= J-turn =

Driving maneuver

Animation of a J-turn

A J-turn is a driving maneuver in which a reversing vehicle is spun 180 degrees and continues, facing forward, without changing direction of travel. The J-turn is also called a "moonshiner's turn" (from the evasive driving tactics used by bootleggers), a "reverse 180", a reverse flick, a "Rockford Turn", a "Rockford Spin", or simply a "Rockford" popularized by the 1970s TV show The Rockford Files. A J-turn differs from a bootleg turn in that the vehicle begins in reverse gear. It is often performed by stunt drivers in film and television shows.
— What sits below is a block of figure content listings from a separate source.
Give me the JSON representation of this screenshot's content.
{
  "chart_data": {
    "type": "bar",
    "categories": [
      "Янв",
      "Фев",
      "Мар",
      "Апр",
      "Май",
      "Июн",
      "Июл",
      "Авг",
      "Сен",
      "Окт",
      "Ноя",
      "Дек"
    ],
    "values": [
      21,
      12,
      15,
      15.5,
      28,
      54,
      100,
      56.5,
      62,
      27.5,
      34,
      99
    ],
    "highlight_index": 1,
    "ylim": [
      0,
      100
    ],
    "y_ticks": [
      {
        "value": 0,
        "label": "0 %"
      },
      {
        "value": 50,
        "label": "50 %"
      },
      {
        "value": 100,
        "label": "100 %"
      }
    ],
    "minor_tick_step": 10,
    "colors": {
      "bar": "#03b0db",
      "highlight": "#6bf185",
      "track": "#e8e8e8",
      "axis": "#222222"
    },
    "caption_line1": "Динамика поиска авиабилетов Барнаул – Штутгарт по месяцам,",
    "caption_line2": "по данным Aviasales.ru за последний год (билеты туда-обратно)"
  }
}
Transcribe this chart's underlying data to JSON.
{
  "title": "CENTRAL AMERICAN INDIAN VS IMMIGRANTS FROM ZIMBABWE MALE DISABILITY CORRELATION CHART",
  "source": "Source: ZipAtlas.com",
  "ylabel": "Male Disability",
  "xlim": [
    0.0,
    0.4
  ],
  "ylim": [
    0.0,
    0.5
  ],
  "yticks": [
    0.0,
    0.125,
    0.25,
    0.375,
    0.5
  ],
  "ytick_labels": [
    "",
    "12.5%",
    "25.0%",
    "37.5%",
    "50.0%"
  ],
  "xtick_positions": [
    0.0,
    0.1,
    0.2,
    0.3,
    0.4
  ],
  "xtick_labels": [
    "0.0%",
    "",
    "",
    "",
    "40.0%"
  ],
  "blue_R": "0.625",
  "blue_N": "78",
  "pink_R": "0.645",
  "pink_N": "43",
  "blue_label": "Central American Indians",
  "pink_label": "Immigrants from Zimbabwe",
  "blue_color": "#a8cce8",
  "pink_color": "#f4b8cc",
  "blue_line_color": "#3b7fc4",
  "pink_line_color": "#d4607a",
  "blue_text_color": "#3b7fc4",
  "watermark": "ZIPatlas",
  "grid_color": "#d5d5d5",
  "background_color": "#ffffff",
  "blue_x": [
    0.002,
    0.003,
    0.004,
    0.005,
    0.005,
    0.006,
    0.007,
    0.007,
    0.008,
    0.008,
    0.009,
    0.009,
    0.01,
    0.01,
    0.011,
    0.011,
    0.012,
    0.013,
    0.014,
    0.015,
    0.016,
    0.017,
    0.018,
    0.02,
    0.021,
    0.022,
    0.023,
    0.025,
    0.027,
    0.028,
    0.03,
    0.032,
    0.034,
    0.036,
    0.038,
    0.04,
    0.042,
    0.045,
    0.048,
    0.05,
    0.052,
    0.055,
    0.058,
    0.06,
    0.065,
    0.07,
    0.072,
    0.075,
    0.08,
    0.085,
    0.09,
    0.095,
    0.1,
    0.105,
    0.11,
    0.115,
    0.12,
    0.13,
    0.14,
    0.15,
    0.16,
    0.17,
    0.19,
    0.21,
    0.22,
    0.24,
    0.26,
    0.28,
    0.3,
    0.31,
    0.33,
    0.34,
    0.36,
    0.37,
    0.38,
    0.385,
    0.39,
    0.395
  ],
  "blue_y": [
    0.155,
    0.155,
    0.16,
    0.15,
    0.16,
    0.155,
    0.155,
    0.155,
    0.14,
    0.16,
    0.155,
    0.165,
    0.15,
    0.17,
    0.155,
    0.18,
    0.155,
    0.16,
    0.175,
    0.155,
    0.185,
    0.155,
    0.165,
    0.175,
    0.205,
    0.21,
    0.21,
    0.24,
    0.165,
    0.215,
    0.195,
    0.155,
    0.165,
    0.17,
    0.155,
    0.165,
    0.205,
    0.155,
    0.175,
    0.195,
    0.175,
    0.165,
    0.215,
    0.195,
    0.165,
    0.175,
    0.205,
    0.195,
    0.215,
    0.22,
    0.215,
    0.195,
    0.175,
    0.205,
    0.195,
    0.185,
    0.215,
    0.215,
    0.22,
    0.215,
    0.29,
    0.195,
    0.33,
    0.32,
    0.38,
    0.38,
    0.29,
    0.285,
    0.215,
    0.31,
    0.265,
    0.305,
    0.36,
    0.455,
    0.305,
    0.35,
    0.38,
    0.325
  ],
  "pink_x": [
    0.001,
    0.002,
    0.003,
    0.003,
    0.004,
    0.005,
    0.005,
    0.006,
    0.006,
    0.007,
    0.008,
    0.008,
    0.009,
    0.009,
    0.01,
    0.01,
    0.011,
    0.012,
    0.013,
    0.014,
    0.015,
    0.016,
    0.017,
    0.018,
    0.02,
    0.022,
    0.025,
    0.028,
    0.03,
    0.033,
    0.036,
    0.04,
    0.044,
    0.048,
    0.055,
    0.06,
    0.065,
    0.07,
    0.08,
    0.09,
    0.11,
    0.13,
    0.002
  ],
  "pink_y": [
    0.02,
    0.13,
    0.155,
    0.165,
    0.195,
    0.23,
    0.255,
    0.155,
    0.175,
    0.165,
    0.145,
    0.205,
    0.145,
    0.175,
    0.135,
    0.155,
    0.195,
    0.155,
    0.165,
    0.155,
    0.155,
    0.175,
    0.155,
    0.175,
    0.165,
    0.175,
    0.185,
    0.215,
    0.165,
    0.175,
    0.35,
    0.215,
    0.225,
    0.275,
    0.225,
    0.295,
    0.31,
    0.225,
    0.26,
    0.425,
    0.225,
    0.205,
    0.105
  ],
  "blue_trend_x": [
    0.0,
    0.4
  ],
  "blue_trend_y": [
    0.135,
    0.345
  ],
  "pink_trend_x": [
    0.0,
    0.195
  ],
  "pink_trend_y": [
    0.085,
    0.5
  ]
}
It can be performed both on dry and snowy surfaces; the latter is preferable while learning the skill.

==Technique==
The turn is achieved by transferring the momentum of the car by reversing quickly in a straight line then turning the wheel sharply while using a brake to lock the front wheels. The driver changes into a forward gear—typically first—as the nose comes about.

==World record==
The narrowest J-turn was performed in a Renault Twingo, between barriers set 3.78 m apart. The diagonal length of the car, 3.70 m, meant stunt driver Terry Grant had a gap of 4 cm on each side. This happened at the National Exhibition Centre in Birmingham, UK, at the PistonHeads show on 11–13 January 2008.